When assets in a sandbox are found that satisfy the search query, they are shown to the user in a view that looks like the website-browse view, with all the same actions (edit, copy, preview, etc.). 

*I said that a particular sandbox is searched, but in fact only the Staging sandbox is indexed by Lucene.  We work around this by performing the search within the Staging sandbox, and then converting the results into sandbox-specific paths, discarding any entries which for some reason are not present in the sandbox (e.g., the user recently deleted them)  This means the search isn't perfect: it can never find sandbox-local modifications.  Hopefully a future version of Alfresco provides true sandbox-level search functionality.

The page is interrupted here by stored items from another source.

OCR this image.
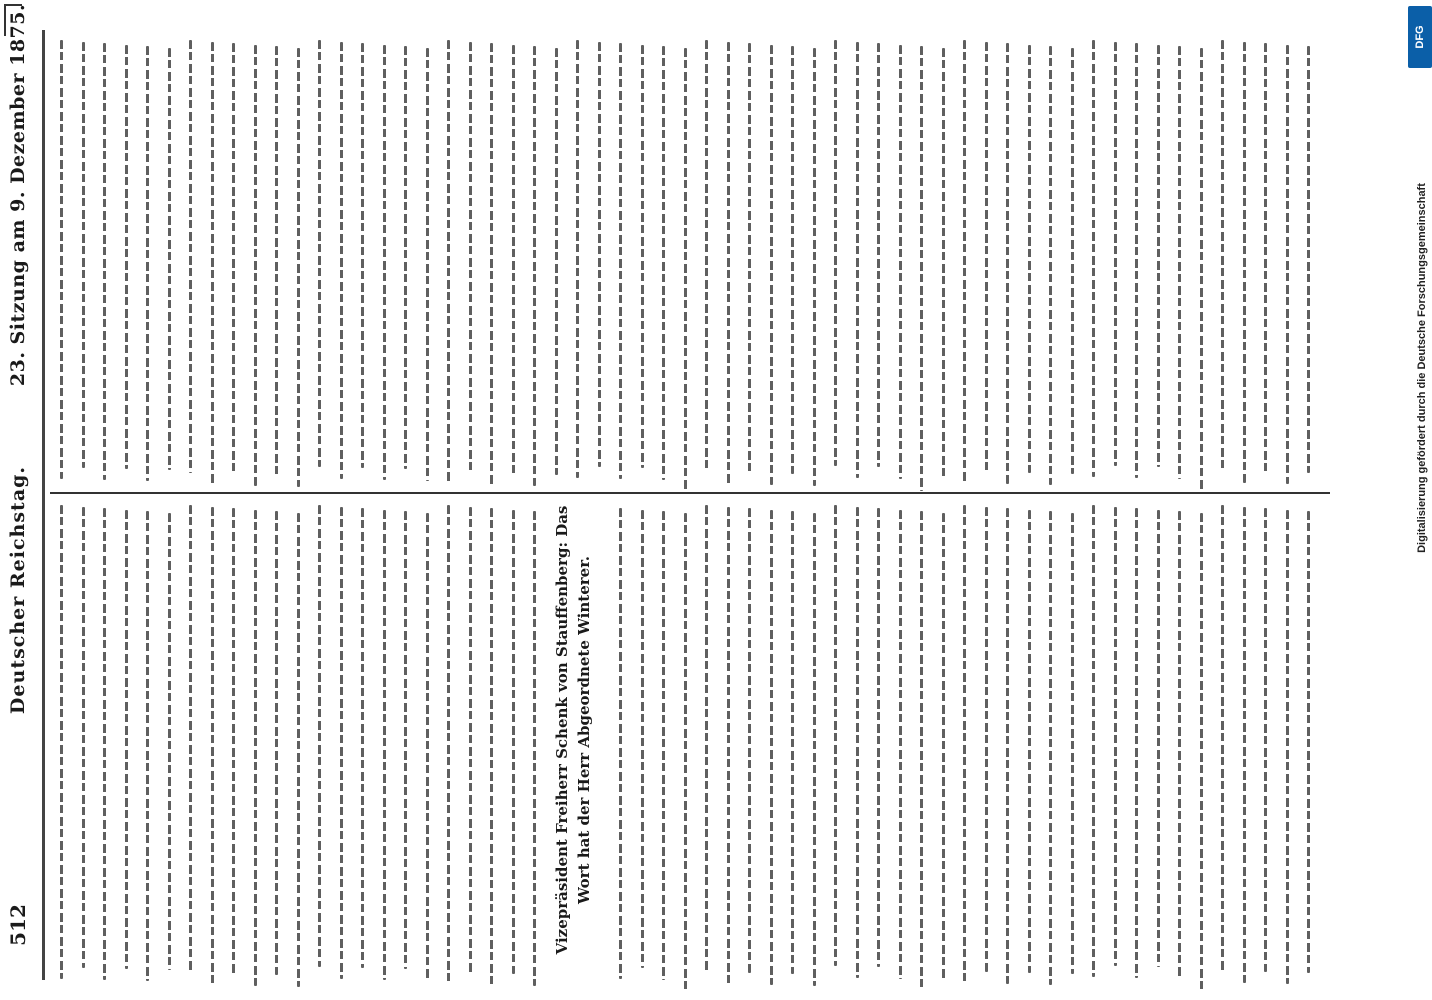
512
Deutscher Reichstag.
23. Sitzung am 9. Dezember 1875.
Vizepräsident Freiherr Schenk von Stauffenberg: Das Wort hat der Herr Abgeordnete Winterer.
Digitalisierung gefördert durch die Deutsche Forschungsgemeinschaft
DFG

Jpeg Metadata Extractor & Content Transformer

The Alumni Association will have a large number of jpeg images in their web project.  They need to be able to locate an image by searching its metadata (EXIF/IPTC data).  Our WCM Search Wizard allows the searching of metadata, but there is no actual extraction of JPEG metadata by default.  We wrote* a Jpeg Metadata Extractor to populate Alfresco properties corresponding to this metadata, as well as a content transformer to allow this data to be found by a default (i.e., TEXT) Lucene search. 

This also involved turning on the AVM Metadata Extraction in Alfresco v2.1, which is off by default.

*We are aware of an Alfresco Forge project to extract EXIF metadata from JPEGs.  Unfortunately, the source code is not made available by the project author, and we are not interested in closed source solutions.

File Picker Widget:  Search & Preview

A major complaint from the pubs team is that the File Picker Widget in Web Forms that use xs:anyURI fields and when browsing the repository within the link/image buttons of TinyMCE is unusable if the web project contains a large amount of data.  That is, the same web project navigation problem crops up in the File Picker.  We extended the File Picker to allow the content author to perform a WCM Search. 

Plus, we added Preview buttons to the File Picker so that the content author can actually look at an item before selecting it.  This is not as easy to use as a thumbnail view, but at least makes image linking bearable, especially for the Alumni Association.